Тамара Ивановна, которая сидела к нему ближе всех, сняла трубку. Мужской голос спросил Симанскую.
– Это вас! – задохнувшись от возмущения, выдавила Зорина. – Опять…
МоскваПосле поминок Тарас не знал, куда себя девать. Убитые горем Мартовы – родители Феликса – стояли у него перед глазами. Они винили во всем бизнес, который и погубил их единственного сына.
– Он был таким способным, интеллигентным мальчиком, – сокрушалась мама. – Собирался стать драматургом, писать пьесы, сценарии для кинофильмов.

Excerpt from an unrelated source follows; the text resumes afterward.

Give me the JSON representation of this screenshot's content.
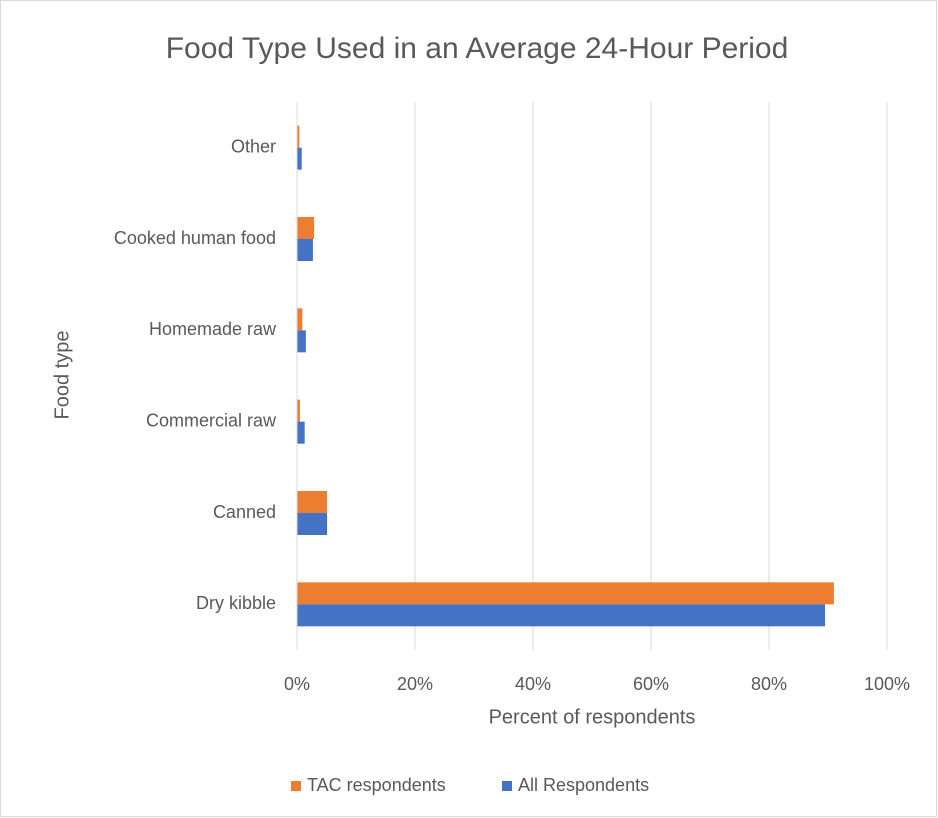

Зачем ему понадобилась эта дурацкая торговля? А? Скажите, Тарас! Разве счастье в деньгах? Теперь Феликсу не нужны ни деньги, ни квартира, которую мы ему оставили. Он лежит в земле и больше ни в чем не нуждается!
Профессор Мартов, седой старик с орлиным профилем, изо всех сил сдерживал слезы.
– Когда Феликс уезжал на Ближний Восток, мы молились богу, чтобы сын вернулся оттуда живым, – горько вздыхал он. – А он погиб в Москве. За что? Почему это случилось?
Михалин не знал ответа. Он сам которые сутки ломал себе голову – кто и почему убил его друга и партнера? Получалось, что смерть Феликса больше всего выгодна именно ему, Тарасу. Теперь он становится единоличным владельцем фирмы «МиМ» со всей сетью складов, магазинов и спортзалов. Кое-кто уже начал бросать на Михалина косые взгляды.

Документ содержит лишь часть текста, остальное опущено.